If Cammish can do that, there'll be no pretending anymore. The Porsches will be no more than a memory; so too will be that last-race 2019 shunt.

The dynamics of Dynamics

With a two-year deal at Team Dynamics ongoing alongside Matt Neal, Dan Cammish has had a relaxing winter.

"It was the first time I've been able to sit back and not really take part in the silly season," he says. "I knew exactly where I was going to be and had no stress, which was a great feeling."

"Matt's the guy that gave me the job in the first place, he's my biggest supporter, he wants me to succeed and do well, and he helps me no end to make sure I'm the best I can be" Dan Cammish

But then came the upset of Neal's mountain-biking accident in January - not the first (or even the second) time he's broken a bone in two-wheeled activity, but certainly the most injurious: "We're kind of used to Matt hurting himself, but it's usually a finger or a toe or something - this time he went all the way and did himself quite a lot of damage."
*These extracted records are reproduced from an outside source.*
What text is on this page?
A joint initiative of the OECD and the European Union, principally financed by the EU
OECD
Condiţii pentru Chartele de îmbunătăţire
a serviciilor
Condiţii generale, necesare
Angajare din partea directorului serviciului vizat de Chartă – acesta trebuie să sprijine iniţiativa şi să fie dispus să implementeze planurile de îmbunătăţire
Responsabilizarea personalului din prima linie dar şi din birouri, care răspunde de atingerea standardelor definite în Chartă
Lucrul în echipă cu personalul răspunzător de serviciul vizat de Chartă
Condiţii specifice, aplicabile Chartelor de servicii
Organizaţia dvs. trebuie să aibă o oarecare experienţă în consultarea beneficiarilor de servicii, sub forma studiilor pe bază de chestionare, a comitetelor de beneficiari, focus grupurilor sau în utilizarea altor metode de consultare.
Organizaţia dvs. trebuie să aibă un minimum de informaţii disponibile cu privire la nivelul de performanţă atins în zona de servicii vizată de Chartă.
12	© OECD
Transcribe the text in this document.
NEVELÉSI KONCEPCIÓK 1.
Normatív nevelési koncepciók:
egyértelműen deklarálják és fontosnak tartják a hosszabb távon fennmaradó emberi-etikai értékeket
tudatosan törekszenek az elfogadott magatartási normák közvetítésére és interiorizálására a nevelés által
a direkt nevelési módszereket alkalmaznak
The team's old mate Gordon Shedden stepped in for some testing - one day at Donington Park and two at Knockhill - while Neal recovered, and was on standby should he be needed for the opening race weekends. In a way, that would have been a neat full circle: two drivers, each given their breaks by the Neal family, but alongside each other with the lanky man himself looking on, rather than in the sister car.

Cammish is full of praise for triple champion Neal.

"It's a good dynamic - pardon the pun," he says. "The first rule in motorsport is always beat your team-mate, and me and Matt obviously want to beat each other - there's no doubt about it. But unlike in other teams there's absolutely no animosity either way.

"Matt's the guy that gave me the job in the first place, he's my biggest supporter, he wants me to succeed and do well, and he helps me no end to make sure I'm the best I can be, whether that's giving me tips or tricks he's picked up, helping with some data or a line that he's figured out in testing.

"Whatever it might be, he is open and wants me to have that information, which is a big boost for me, because unlike in other teams where if you've got a little bit of something you might keep it to yourself, I get the double-whammy - I get everything given to me.

"Matt's been a big help in not only getting me into touring cars, but also helping me get up to speed as fast as I have, because he's really open. Together we're pushing the team on."